Intervention de Isabelle Rauch

Séance en hémicycle du jeudi 29 juin 2023 à 9h00
Restitution des biens culturels spoliés entre 1933 et 1945 — Présentation

Photo issue du site de l'Assemblée nationale ou de WikipediaIsabelle Rauch, présidente de la commission des affaires culturelles et de l'éducation :

Nos débats de ce jour s'inscrivent dans un mouvement de réflexion plus vaste sur la composition de nos collections publiques et sur la recherche de provenance. Mme la ministre l'a rappelé, ce mouvement donnera lieu à d'autres initiatives législatives, telles que la proposition de loi relative à la restitution des restes humains appartenant aux collections publiques, adoptée il y a quelques jours en première lecture par le Sénat. Le texte que nous examinons porte sur la restitution des biens culturels ayant fait l'objet de spoliations dans le contexte des persécutions antisémites perpétrées entre 1933 et 1945. Son adoption à l'unanimité, d'abord au Sénat, puis la semaine dernière en commission des affaires culturelles, témoigne du consensus qui existe au sein de la représentation nationale sur la nécessité d'agir rapidement pour faciliter la restitution de ces biens.

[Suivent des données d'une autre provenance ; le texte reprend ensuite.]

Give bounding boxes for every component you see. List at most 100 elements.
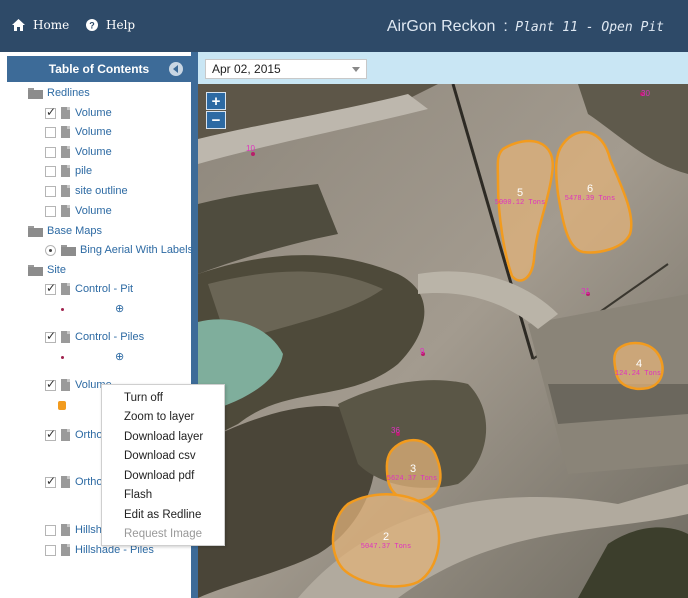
help-icon: ?: [86, 19, 98, 31]
menu-item-download-layer[interactable]: Download layer: [124, 431, 203, 443]
layer-checkbox[interactable]: [45, 427, 56, 441]
layer-icon: [61, 126, 70, 138]
layer-checkbox[interactable]: [45, 377, 56, 391]
toc-group-redlines[interactable]: Redlines: [28, 84, 90, 102]
app-name: AirGon Reckon: [386, 18, 496, 35]
layer-label[interactable]: site outline: [75, 185, 128, 197]
toc-layer-ortho-1[interactable]: Ortho: [45, 426, 103, 444]
layer-label[interactable]: Hillsh: [75, 524, 102, 536]
toc-title: Table of Contents: [48, 62, 150, 76]
map-view[interactable]: 5 5000.12 Tons 6 5478.39 Tons 4 124.24 T…: [198, 84, 688, 598]
menu-item-edit-as-redline[interactable]: Edit as Redline: [124, 509, 201, 521]
date-selector[interactable]: Apr 02, 2015: [205, 59, 367, 79]
help-link[interactable]: ? Help: [86, 18, 135, 32]
brand-separator: :: [503, 18, 508, 35]
layer-checkbox[interactable]: [45, 544, 56, 556]
home-link[interactable]: Home: [12, 18, 69, 32]
layer-label[interactable]: Control - Piles: [75, 331, 144, 343]
aerial-imagery: 5 5000.12 Tons 6 5478.39 Tons 4 124.24 T…: [198, 84, 688, 598]
pile-id-label: 4: [636, 358, 642, 370]
control-point-label: 9: [420, 347, 425, 356]
control-point-label: 36: [391, 426, 400, 435]
layer-icon: [61, 283, 70, 295]
toc-layer-ortho-2[interactable]: Ortho: [45, 473, 103, 491]
menu-item-flash[interactable]: Flash: [124, 489, 152, 501]
layer-icon: [61, 165, 70, 177]
layer-checkbox[interactable]: [45, 205, 56, 217]
layer-icon: [61, 379, 70, 391]
menu-item-download-pdf[interactable]: Download pdf: [124, 470, 194, 482]
collapse-panel-icon[interactable]: [169, 62, 183, 76]
chevron-down-icon: [352, 67, 360, 72]
menu-item-request-image: Request Image: [124, 528, 202, 540]
pile-tonnage-label: 124.24 Tons: [615, 370, 661, 378]
layer-label[interactable]: Volume: [75, 205, 112, 217]
help-label: Help: [106, 18, 136, 32]
date-value: Apr 02, 2015: [212, 62, 281, 76]
layer-checkbox[interactable]: [45, 524, 56, 536]
app-header: Home ? Help AirGon Reckon: Plant 11 - Op…: [0, 0, 688, 52]
toc-group-site[interactable]: Site: [28, 261, 66, 279]
layer-label[interactable]: Volume: [75, 126, 112, 138]
toc-group-base-maps[interactable]: Base Maps: [28, 222, 102, 240]
toc-layer-control-pit[interactable]: Control - Pit: [45, 280, 133, 298]
group-label: Redlines: [47, 87, 90, 99]
layer-label[interactable]: Bing Aerial With Labels: [80, 244, 193, 256]
layer-icon: [61, 429, 70, 441]
toc-layer-redline-volume-2[interactable]: Volume: [45, 123, 112, 141]
project-name: Plant 11 - Open Pit: [515, 20, 664, 35]
pile-id-label: 3: [410, 463, 416, 475]
basemap-radio[interactable]: [45, 244, 56, 256]
folder-icon: [28, 264, 43, 276]
menu-item-zoom-to-layer[interactable]: Zoom to layer: [124, 411, 194, 423]
layer-context-menu: Turn off Zoom to layer Download layer Do…: [101, 384, 225, 546]
folder-icon: [61, 244, 76, 256]
layer-checkbox[interactable]: [45, 165, 56, 177]
layer-icon: [61, 476, 70, 488]
layer-icon: [61, 146, 70, 158]
layer-label[interactable]: Ortho: [75, 476, 103, 488]
toc-layer-redline-volume-3[interactable]: Volume: [45, 143, 112, 161]
layer-checkbox[interactable]: [45, 474, 56, 488]
zoom-out-button[interactable]: −: [206, 111, 226, 129]
pile-tonnage-label: 5047.37 Tons: [361, 543, 411, 551]
group-label: Site: [47, 264, 66, 276]
toc-layer-redline-volume-4[interactable]: Volume: [45, 202, 112, 220]
pile-id-label: 6: [587, 183, 593, 195]
layer-label[interactable]: Volume: [75, 107, 112, 119]
zoom-in-button[interactable]: +: [206, 92, 226, 110]
toc-layer-redline-pile[interactable]: pile: [45, 162, 92, 180]
control-point-label: 30: [641, 89, 650, 98]
layer-checkbox[interactable]: [45, 105, 56, 119]
layer-checkbox[interactable]: [45, 185, 56, 197]
toc-layer-redline-site-outline[interactable]: site outline: [45, 182, 128, 200]
layer-checkbox[interactable]: [45, 126, 56, 138]
pile-id-label: 5: [517, 187, 523, 199]
layer-label[interactable]: Volume: [75, 146, 112, 158]
layer-label[interactable]: Ortho: [75, 429, 103, 441]
layer-checkbox[interactable]: [45, 329, 56, 343]
control-point-symbol: [61, 356, 64, 359]
toc-layer-redline-volume-1[interactable]: Volume: [45, 104, 112, 122]
layer-checkbox[interactable]: [45, 281, 56, 295]
layer-label[interactable]: pile: [75, 165, 92, 177]
zoom-to-layer-icon[interactable]: ⊕: [115, 302, 124, 315]
toc-basemap-bing[interactable]: Bing Aerial With Labels: [45, 241, 193, 259]
layer-icon: [61, 544, 70, 556]
toc-layer-hillshade-pit[interactable]: Hillsh: [45, 521, 102, 539]
control-point-label: 10: [246, 144, 255, 153]
pile-id-label: 2: [383, 531, 389, 543]
layer-label[interactable]: Control - Pit: [75, 283, 133, 295]
layer-icon: [61, 331, 70, 343]
app-brand: AirGon Reckon: Plant 11 - Open Pit: [387, 18, 664, 36]
zoom-to-layer-icon[interactable]: ⊕: [115, 350, 124, 363]
folder-icon: [28, 225, 43, 237]
menu-item-turn-off[interactable]: Turn off: [124, 392, 163, 404]
volume-symbol: [58, 401, 66, 410]
home-icon: [12, 19, 25, 31]
toc-layer-control-piles[interactable]: Control - Piles: [45, 328, 144, 346]
layer-icon: [61, 107, 70, 119]
layer-checkbox[interactable]: [45, 146, 56, 158]
menu-item-download-csv[interactable]: Download csv: [124, 450, 196, 462]
layer-icon: [61, 205, 70, 217]
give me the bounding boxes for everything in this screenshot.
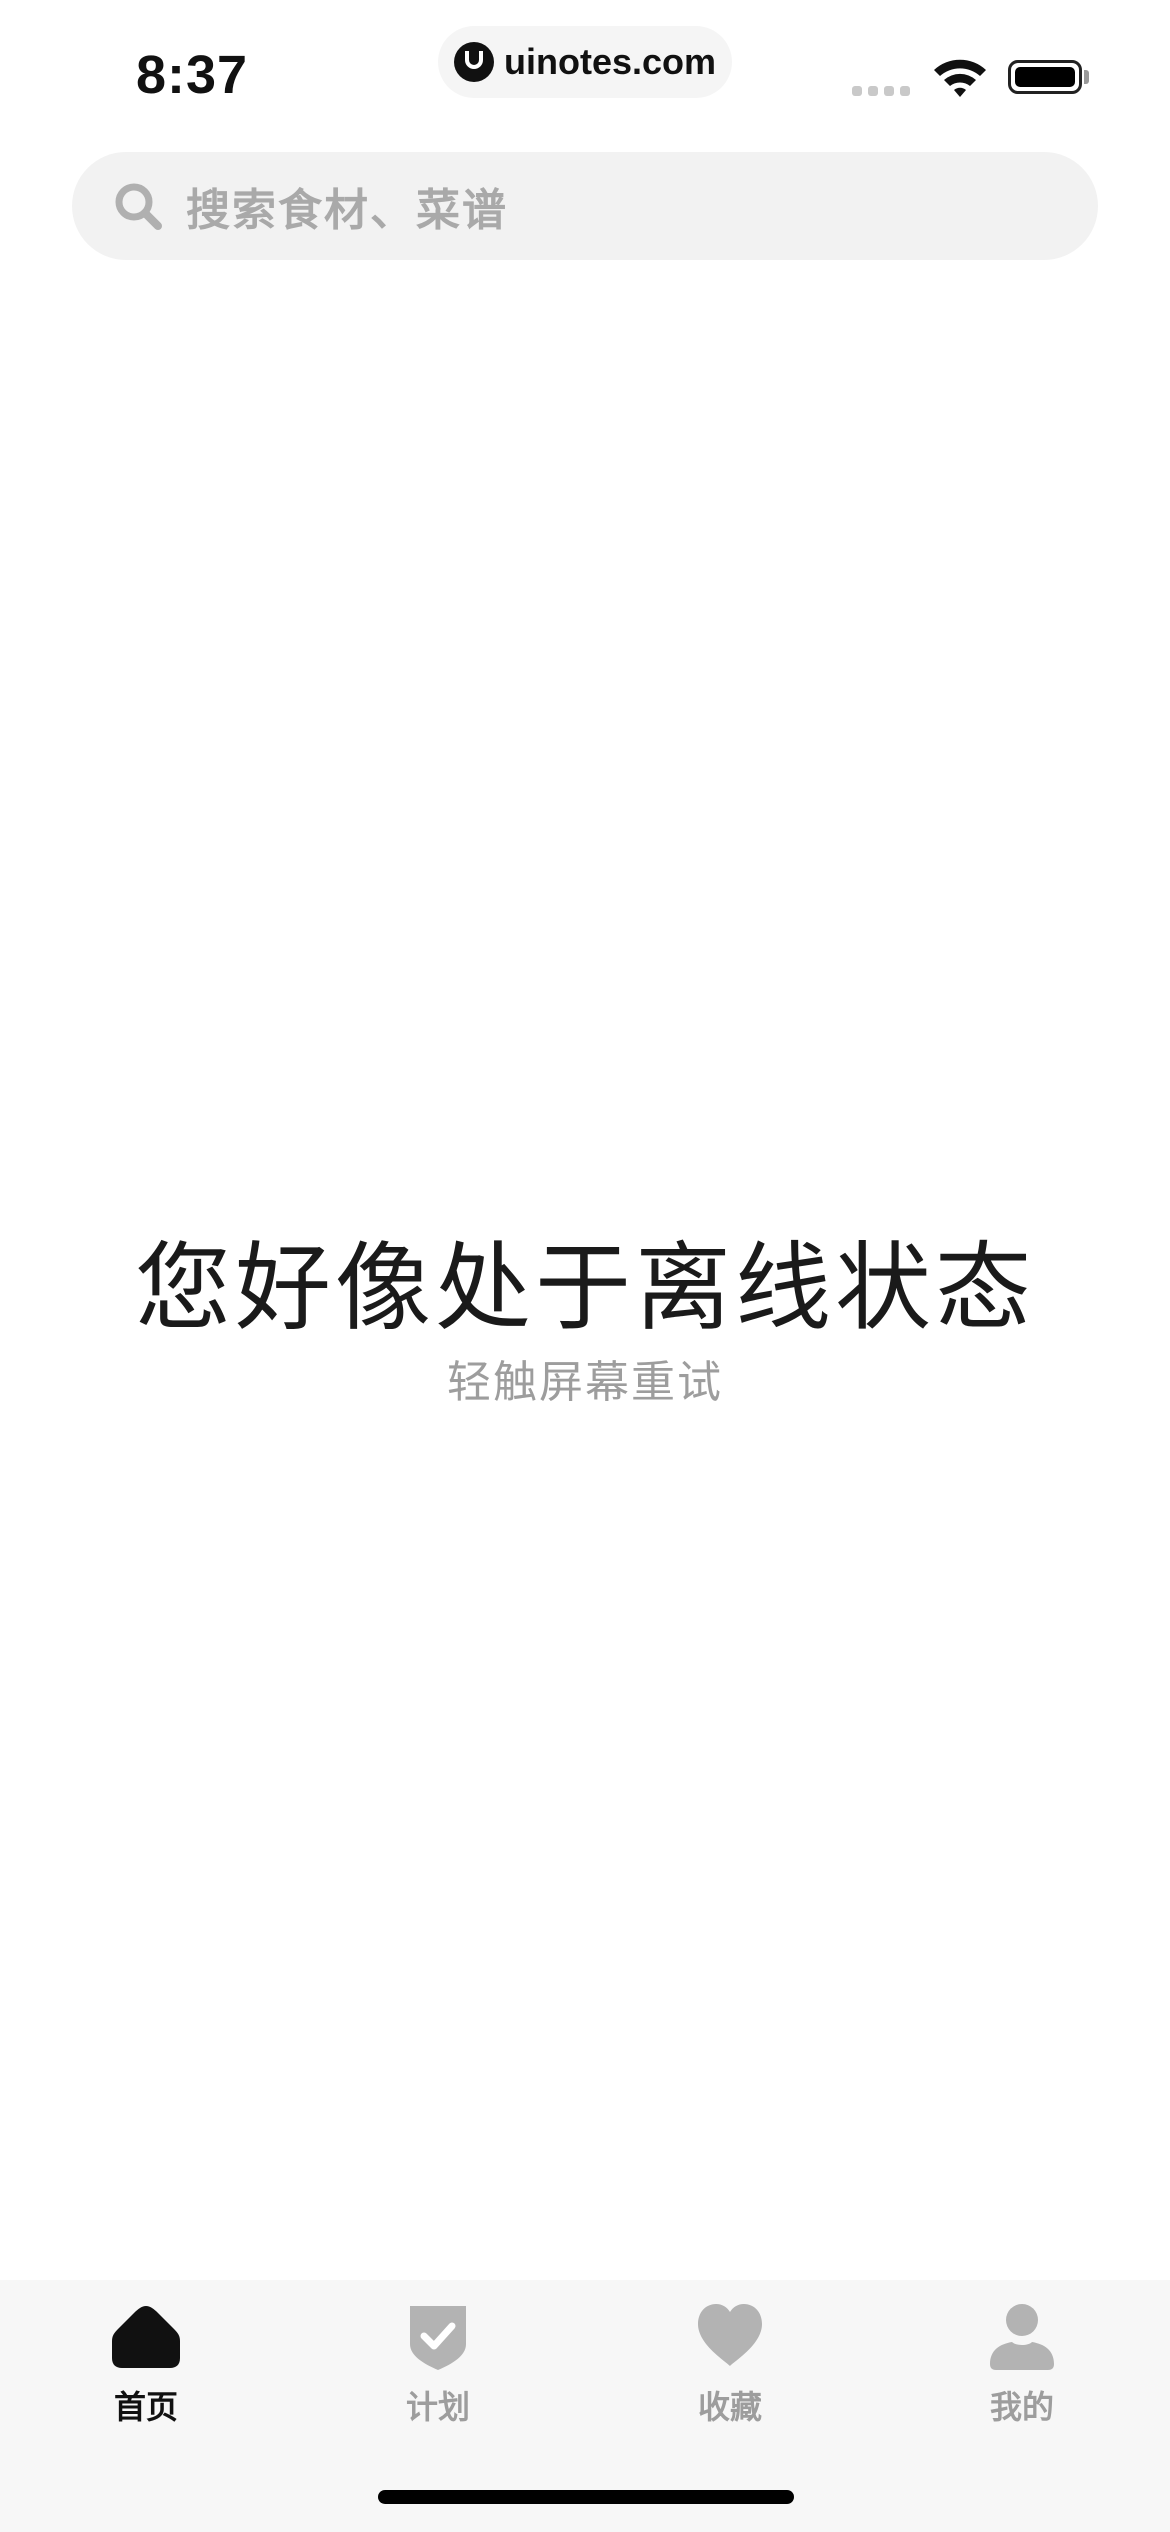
- search-bar[interactable]: 搜索食材、菜谱: [72, 152, 1098, 260]
- tab-profile-label: 我的: [989, 2388, 1054, 2426]
- tab-favorites-label: 收藏: [697, 2388, 762, 2426]
- user-icon: [990, 2304, 1054, 2370]
- shield-check-icon: [410, 2306, 466, 2370]
- heart-icon: [698, 2304, 762, 2366]
- offline-title[interactable]: 您好像处于离线状态: [0, 1210, 1170, 1349]
- tab-plan-label: 计划: [405, 2388, 470, 2426]
- tab-profile[interactable]: 我的: [922, 2300, 1122, 2428]
- tab-plan[interactable]: 计划: [338, 2300, 538, 2428]
- tab-home-label: 首页: [113, 2388, 178, 2426]
- battery-cap: [1084, 70, 1089, 84]
- search-placeholder: 搜索食材、菜谱: [186, 185, 508, 236]
- retry-hint[interactable]: 轻触屏幕重试: [0, 1346, 1170, 1410]
- tab-home[interactable]: 首页: [46, 2300, 246, 2428]
- home-indicator[interactable]: [378, 2490, 794, 2504]
- uinotes-logo-icon: [454, 42, 494, 82]
- url-badge: uinotes.com: [438, 26, 732, 98]
- url-text: uinotes.com: [504, 41, 717, 82]
- wifi-icon: [934, 59, 986, 97]
- search-icon: [115, 183, 162, 230]
- cellular-signal-icon: [852, 86, 910, 96]
- status-time: 8:37: [136, 45, 249, 105]
- home-icon: [112, 2306, 180, 2368]
- battery-icon: [1008, 60, 1082, 94]
- app-screen: 8:37 uinotes.com 搜索食材、菜谱 您好像处于离线状态 轻触屏幕重…: [0, 0, 1170, 2532]
- tab-favorites[interactable]: 收藏: [630, 2300, 830, 2428]
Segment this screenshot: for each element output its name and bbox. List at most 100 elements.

Selon Albert Camus, « tout ce qui dégrade la culture raccourcit les chemins qui mènent à la servitude ». Dans la mise en œuvre d'une politique systématique de spoliation des biens culturels se retrouve cette entreprise d'asservissement, prélude à une volonté d'anéantissement pur et simple. Il est de notre devoir, à notre échelle, de tout faire pour reconnaître la blessure alors infligée et le crime alors perpétré à l'encontre des communautés juives, à l'encontre de l'humanité entière, et d'y opposer un vigilant travail de mémoire, ce qui passe notamment par les restitutions.

Malgré le travail de figures exemplaires, telles que Rose Valland, et malgré les restitutions déjà opérées de biens figurant notamment à l'inventaire « musées nationaux récupération », nos musées et bibliothèques comptent encore dans leurs collections publiques des œuvres d'art, des livres et des instruments de musique qui n'auraient jamais dû s'y trouver. Face à ce constat, la responsabilité, cette « dette imprescriptible » évoquée par le président Chirac dans son discours de commémoration de la rafle du Vél d'Hiv, nous enjoint d'agir. Et nous devons agir non pour réparer l'irréparable, mais bien pour répondre de la manière la plus juste possible, en restituant aux héritiers ou aux ayants droit la part de dignité, de culture, d'histoire qui a été dérobée à leurs familles lors des spoliations.

En ce sens, ce texte s'inscrit également dans la poursuite du travail engagé, depuis la création de la mission d'étude Mattéoli, pour l'identification des œuvres spoliées et de leurs ayants droit. Je tiens à cette occasion à saluer l'engagement des équipes de la CIVS, dont les compétences en matière de recherche et de restitution des œuvres ont été étendues en 2018, ainsi que le travail réalisé par la M2RS, créée en 2019 au sein du ministère de la culture.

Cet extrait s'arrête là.